Sie stoppt. Sie muss kurz durchatmen. Sie sucht dich mit ihren großen Augen und du suchst sie. Aber keiner wird sich mehr finden. Das ist vorbei. Das Gefühl der Angst und Leere kommt in dir hoch und vertreibt alles Schöne. Ein Druck auf deiner Brust hindert dich am Atmen und ein Stich in deinem Magen bringt dich zum Kotzen. Du bist alleine mit deiner Sucht. Du erkennst, sie ist weg. Jeder Moment mit ihr ist nur noch Teil einer Erinnerung, der dich zum Weinen bringt. Weinen. Ebenso ein Rauschgefühl. Deine Gefühle bringen dich dazu, zu weinen. Tränen aus deinen Augen laufen zu lassen. Man gibt sich hin, und weint. Man weint so lange bis man keine Flüssigkeit mehr besitzt und beginnt zu schreien. Man schreit so lange, bis man nichts mehr hören oder fühlen kann. Der Nullpunkt. Einfach absolute Leere. Komisch, wieso fühlt man sich genau hier zufriedengestellt? So als hätte man schon immer Gleichgültigkeit angestrebt. Wieso ist man zufrieden, wenn man nichts mehr fühlt? Macht uns das nicht zu Tieren?"

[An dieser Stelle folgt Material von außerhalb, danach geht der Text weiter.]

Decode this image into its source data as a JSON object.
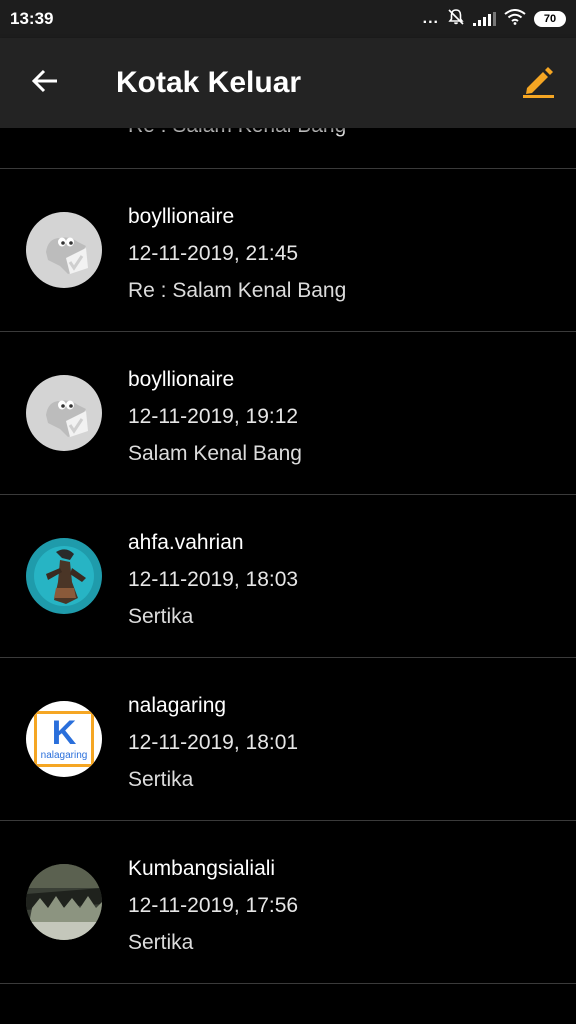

Er wirft die Zigarette in den Schnee. Er hat Fragen auf die er keine Antworten kennt. Und eigentlich sucht man doch nichts mehr im Leben als Antworten. Seien sie in Form von Taten, Momenten oder Worten. Alles kann eine Antwort auf eine Frage sein. Man muss es nur schaffen die Perspektive zu verändern oder anzupassen. Jedes Mal wenn er nicht weiter weiß, versucht er sich im Rausch wiederzufinden. Denn Rausch und Realität sind Gegenspieler, welche  nichts miteinander teilen. Jedoch kann es ohne Realität keinen Rausch geben und andersrum. Man fühlt und versteht alles. Es gibt keine Probleme. Für einen Moment sieht man nur sich selbst. Es spricht mit dir, es erzählt dir Geschichten und flüstert dir Geheimnisse zu, die dich verändern. Es lässt dich Neues sehen. Der Rausch schenkt dir Einblicke in eine Welt aus Watte. Eine Fantasiewelt, in der man selbst der Protagonist ist. Man sieht die Dinge wie man sie sehen soll: nackt und ehrlich. Nur du und die Gemeinschaft des Rausches bilden einen Bund, der undurchdringlich ist. Ein Netz aus tiefster Verbundenheit und Einsicht. Es spielt keine Rolle, wer du bist. Es zählt nur, dass du bist. Man sieht nur den Menschen. Alles ist schön, alle sind gleich. Es wird ersichtlich, was den Menschen zum Menschen macht. Pure Hormongewalt steuert dich, befiehlt dir endlich loszulassen. Dich der Freiheit hinzugeben. Aber ist das natürlich? Wieder eine Frage auf die er keine Antwort kennt. Er dreht sich um, steigt in sein Auto und fährt weiter.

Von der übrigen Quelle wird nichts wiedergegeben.